BOLA NO TRATAMENTO - Acompanhando o cônsul da Ucrânia Valerii Hryhorash e os jornalistas Mariia Shevchenko e Oleksanra Khyzhnjak, e o câmera Andrii Marchenko, que registraram a visita a Santos, Rybka comentou que o futebol que o menino adora agora é utilizado como tratamento fisioterápico. “Mesmo morando tão longe, ele conhece muito do futebol brasileiro e é fã de Júnior Moraes, ex-jogador do Santos Futebol Clube.” Em 2011, o atacante foi jogar na Ucrânia e recentemente conquistou cidadania ucraniana.
“Anton ficou maravilhado com tudo o que viu”, afirmou o pai, após fotografar o filho acomodado na mesa do Rei, segurando por alguns segundos a coroa de Pelé sobre sua cabeça. Em função da doença, que causa degeneração progressiva dos músculos devido à ausência de uma proteína, fica mais difícil, a cada dia, o menino se levantar, andar e se vestir – este ano ele deixou de frequentar a escola e utiliza uma scooter para se locomover.

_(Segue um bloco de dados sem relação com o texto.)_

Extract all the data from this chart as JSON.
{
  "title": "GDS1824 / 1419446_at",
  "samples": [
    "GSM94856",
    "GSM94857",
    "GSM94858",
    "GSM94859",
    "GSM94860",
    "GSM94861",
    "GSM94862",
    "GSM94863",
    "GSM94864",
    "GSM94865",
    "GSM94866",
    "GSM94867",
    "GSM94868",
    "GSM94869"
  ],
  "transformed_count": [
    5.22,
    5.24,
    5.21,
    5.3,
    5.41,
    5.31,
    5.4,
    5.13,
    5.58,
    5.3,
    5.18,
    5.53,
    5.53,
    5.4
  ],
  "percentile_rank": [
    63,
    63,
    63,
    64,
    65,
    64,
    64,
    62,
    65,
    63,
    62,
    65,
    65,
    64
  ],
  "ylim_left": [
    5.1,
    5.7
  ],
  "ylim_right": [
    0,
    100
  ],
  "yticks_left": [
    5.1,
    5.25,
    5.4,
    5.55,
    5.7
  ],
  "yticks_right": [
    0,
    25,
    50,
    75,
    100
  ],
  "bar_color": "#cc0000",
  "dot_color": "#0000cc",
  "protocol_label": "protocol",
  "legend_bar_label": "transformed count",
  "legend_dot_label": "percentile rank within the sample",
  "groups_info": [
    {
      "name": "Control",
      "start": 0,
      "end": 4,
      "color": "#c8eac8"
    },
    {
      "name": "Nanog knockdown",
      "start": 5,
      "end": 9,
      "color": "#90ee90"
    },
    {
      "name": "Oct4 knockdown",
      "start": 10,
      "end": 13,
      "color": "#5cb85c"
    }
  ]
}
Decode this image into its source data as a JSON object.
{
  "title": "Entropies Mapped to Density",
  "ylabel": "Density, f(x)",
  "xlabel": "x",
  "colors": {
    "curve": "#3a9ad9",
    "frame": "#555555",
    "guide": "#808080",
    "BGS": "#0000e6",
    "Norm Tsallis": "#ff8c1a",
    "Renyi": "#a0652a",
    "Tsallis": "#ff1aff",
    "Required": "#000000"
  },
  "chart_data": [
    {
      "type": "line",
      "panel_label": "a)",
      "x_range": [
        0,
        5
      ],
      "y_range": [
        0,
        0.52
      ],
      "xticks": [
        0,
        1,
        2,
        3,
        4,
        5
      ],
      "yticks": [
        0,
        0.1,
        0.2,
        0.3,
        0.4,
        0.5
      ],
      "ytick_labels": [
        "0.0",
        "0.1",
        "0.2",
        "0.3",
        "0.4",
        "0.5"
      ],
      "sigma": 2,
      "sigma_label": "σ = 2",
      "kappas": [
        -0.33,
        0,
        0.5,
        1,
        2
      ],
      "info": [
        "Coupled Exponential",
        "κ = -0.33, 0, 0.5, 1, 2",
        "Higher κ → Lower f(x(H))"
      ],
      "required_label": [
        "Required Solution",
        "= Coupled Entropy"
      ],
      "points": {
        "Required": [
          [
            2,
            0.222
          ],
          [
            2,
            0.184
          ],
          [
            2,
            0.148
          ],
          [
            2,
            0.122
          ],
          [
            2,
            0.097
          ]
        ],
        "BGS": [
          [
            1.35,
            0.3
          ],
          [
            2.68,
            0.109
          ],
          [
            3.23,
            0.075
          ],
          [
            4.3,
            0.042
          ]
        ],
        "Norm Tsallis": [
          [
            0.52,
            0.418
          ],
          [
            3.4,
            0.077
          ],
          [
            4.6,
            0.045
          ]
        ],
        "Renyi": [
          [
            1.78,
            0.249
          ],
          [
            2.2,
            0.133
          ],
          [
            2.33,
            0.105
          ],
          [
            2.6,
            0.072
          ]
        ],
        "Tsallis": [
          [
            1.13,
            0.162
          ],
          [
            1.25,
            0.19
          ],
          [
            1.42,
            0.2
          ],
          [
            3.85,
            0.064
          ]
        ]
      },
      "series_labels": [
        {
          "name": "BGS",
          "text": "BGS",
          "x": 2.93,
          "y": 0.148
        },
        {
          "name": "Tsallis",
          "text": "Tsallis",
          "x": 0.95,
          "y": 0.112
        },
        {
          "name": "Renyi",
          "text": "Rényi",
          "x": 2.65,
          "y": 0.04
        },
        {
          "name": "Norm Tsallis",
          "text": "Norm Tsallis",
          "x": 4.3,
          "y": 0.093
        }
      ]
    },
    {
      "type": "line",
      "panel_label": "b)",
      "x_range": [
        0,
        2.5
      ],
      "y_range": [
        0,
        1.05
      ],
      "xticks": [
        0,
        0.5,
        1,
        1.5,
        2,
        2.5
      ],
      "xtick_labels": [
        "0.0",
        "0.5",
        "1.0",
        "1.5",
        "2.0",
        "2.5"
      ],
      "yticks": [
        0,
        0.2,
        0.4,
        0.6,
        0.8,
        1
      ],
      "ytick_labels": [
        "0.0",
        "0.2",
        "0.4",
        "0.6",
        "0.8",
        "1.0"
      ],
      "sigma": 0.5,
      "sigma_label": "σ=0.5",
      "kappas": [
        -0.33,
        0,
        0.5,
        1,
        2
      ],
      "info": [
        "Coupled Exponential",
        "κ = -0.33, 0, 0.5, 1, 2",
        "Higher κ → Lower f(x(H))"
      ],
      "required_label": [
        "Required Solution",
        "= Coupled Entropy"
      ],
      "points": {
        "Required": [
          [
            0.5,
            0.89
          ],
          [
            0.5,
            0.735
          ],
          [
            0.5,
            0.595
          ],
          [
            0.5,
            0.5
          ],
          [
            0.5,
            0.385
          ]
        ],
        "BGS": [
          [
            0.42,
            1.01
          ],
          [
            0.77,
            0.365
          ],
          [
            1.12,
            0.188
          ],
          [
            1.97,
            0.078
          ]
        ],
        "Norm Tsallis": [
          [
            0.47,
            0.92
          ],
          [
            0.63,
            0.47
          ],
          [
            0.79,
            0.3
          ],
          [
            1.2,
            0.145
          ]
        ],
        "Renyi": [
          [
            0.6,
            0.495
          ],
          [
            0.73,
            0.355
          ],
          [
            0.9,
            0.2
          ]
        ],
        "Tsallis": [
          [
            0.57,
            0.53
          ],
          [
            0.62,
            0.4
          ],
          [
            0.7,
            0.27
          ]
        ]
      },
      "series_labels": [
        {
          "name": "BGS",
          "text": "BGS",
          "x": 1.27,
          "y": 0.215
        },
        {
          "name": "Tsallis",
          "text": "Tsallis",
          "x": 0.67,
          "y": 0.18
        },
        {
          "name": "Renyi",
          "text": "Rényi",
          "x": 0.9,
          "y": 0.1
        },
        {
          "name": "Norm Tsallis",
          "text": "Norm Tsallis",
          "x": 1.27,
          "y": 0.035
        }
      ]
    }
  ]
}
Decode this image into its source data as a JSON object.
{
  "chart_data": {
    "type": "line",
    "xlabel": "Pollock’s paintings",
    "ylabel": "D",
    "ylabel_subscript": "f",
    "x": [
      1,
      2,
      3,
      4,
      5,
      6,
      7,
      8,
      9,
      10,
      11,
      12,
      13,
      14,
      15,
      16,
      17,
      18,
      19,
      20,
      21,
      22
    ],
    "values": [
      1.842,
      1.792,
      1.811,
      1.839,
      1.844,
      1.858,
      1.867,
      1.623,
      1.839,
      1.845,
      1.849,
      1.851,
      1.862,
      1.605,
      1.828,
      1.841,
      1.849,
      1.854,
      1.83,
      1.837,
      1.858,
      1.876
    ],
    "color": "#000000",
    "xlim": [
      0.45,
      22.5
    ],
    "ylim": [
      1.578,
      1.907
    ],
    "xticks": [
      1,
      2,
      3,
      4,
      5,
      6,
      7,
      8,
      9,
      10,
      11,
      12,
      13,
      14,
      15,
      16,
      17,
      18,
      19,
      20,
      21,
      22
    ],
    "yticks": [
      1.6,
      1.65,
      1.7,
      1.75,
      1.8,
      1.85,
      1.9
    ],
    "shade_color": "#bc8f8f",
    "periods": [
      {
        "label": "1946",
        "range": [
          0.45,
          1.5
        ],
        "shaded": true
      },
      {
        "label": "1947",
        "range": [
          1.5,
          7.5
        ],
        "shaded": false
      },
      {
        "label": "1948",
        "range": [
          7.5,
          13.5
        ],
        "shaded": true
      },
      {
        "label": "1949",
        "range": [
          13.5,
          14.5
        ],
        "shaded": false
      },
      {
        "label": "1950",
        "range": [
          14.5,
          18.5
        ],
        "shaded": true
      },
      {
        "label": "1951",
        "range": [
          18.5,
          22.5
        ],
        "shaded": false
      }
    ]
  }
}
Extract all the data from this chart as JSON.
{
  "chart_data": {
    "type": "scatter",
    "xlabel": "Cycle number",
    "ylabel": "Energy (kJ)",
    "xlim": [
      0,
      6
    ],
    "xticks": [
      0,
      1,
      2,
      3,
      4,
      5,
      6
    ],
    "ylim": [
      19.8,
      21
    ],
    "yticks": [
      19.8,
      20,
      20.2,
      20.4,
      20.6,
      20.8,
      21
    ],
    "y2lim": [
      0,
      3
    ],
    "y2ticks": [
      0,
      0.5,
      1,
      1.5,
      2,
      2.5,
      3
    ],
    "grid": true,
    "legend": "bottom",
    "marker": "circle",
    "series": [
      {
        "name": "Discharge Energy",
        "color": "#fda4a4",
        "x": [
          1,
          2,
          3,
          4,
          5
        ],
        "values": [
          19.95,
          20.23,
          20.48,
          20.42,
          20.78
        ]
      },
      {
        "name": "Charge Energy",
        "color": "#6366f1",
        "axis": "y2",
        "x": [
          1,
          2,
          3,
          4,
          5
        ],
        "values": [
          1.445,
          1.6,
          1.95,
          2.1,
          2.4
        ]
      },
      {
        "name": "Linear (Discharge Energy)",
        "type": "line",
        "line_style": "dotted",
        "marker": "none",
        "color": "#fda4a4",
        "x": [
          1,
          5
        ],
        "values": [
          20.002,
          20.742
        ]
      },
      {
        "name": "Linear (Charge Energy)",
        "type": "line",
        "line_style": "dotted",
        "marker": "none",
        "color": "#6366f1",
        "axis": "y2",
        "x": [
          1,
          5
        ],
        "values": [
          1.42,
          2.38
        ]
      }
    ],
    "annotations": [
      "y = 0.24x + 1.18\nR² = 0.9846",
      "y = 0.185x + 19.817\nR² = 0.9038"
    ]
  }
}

O menino reconhece a tradição brasileira no futebol, sabe da importância de Pelé no cenário mundial e nomeou muitos jogadores cuja imagem viu em uma revista na Sala do Rei. Ele também esteve na Vila Belmiro – “ele perdeu até a fala, de tanta emoção”, confidenciou o cônsul honorário – e nesta quarta deve acompanhar em campo o jogo entre Palmeiras e Ponte Preta, pelo Campeonato Paulista. O grupo retorna à Ucrânia na quinta-feira (21).